Mukmin berujar di Korea Selatan ada diatas sungainya berdiri 20 jembatan penghubung. “Sepanjang dananya mencukupi kenapa tidak. Itu kan untuk rakyat,” tegasnya.

Dia mengatakan meskipun APBD Kaltim telah disahkan, dukungan Provinsi Kaltim bisa diberikan melalui anggaran perubahan. Mukmin mengatakan dari perkiraan kebutuhan sekitar Rp350 miliar, dukungan sekira Rp100 miliar dari provinsi sangatlah logis.

Untuk itu pihak terkait yakni Pemkab Kukar, Pemprov Kaltim dan Kementerian PU bisa segera duduk bersama membahas pembangunan jembatan tersebut.

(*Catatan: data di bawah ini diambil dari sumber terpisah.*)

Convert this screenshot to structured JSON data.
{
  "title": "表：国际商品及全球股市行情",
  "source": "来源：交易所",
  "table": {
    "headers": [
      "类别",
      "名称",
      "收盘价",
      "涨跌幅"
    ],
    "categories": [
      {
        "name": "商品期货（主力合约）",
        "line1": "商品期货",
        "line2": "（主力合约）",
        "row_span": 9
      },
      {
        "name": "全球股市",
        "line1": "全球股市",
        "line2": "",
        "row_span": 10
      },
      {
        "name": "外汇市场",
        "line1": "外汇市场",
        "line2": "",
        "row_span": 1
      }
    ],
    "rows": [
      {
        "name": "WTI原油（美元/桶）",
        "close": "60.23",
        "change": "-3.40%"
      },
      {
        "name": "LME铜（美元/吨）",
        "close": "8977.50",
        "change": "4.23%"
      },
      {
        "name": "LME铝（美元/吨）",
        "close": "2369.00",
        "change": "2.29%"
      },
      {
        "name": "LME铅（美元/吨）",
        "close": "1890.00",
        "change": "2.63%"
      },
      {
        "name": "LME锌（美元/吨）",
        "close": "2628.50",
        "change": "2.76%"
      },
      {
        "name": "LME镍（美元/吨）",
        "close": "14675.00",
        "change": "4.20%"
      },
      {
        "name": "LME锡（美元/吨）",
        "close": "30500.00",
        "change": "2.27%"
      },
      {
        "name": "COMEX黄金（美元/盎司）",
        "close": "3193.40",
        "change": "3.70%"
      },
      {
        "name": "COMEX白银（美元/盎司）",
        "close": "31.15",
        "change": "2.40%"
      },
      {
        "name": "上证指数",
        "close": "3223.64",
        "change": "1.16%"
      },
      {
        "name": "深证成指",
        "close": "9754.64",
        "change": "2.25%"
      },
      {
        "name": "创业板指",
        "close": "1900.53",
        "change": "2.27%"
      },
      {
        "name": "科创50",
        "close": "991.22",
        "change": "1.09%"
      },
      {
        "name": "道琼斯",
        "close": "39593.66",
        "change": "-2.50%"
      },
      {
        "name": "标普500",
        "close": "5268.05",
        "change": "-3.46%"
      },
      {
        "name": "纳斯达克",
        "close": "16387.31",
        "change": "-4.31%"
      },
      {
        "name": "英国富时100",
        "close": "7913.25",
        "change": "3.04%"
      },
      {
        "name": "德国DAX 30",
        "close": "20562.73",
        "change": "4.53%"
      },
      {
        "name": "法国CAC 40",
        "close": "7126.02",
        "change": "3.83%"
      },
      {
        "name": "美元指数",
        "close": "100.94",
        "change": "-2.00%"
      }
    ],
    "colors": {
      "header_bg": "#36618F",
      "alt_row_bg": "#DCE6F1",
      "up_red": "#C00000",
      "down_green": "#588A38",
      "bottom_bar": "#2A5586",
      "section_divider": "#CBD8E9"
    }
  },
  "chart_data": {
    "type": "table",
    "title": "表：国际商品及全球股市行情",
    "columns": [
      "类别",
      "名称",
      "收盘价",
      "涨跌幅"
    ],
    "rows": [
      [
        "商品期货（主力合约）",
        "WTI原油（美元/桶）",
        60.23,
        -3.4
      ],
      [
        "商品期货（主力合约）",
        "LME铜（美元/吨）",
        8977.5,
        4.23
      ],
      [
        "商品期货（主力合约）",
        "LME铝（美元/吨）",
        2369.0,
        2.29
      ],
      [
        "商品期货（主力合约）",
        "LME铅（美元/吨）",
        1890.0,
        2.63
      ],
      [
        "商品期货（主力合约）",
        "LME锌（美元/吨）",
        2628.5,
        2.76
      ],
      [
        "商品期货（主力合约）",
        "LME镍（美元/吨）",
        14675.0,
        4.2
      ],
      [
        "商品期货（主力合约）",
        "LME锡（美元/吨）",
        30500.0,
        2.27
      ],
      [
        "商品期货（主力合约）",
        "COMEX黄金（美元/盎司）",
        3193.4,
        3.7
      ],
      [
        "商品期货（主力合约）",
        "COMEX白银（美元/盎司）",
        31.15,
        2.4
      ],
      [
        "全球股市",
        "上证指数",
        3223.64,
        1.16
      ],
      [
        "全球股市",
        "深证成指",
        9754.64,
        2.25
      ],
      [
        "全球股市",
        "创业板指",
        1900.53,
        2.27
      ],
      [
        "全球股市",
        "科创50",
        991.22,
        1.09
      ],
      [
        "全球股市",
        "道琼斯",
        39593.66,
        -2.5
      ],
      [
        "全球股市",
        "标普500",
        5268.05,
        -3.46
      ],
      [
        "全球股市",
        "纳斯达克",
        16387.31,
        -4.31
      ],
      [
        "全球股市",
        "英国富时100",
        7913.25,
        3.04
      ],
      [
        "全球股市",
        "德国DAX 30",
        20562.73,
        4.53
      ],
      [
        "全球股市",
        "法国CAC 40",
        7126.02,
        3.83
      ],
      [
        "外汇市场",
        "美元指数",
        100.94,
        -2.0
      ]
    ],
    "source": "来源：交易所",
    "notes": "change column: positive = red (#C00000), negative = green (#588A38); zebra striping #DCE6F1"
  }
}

Perlu diketahui kemampuan dari masing-masing pihak agar pembangunan jembatan tersebut bisa cepat selesai.

Mukmin menyarankan apabila pembangunan tersebut direncanakan untuk dua jembatan sebaiknya Pemkab Kukar bisa melakukannya secara bertahap. Dia menambahkan pembangunan pertama sebaiknya dilakukan di Loa Kulu karena sudah ada rencana dari Pemkab Kukar sebelumnya.

Dia mengatakan sebaiknya desain jembatan tidak lagi menggunakan desain jembatan gantung. Mukmin beralasan karena arus Sungai Mahakam yang begitu besar sehingga rentan untuk mengganggu struktur jembatan.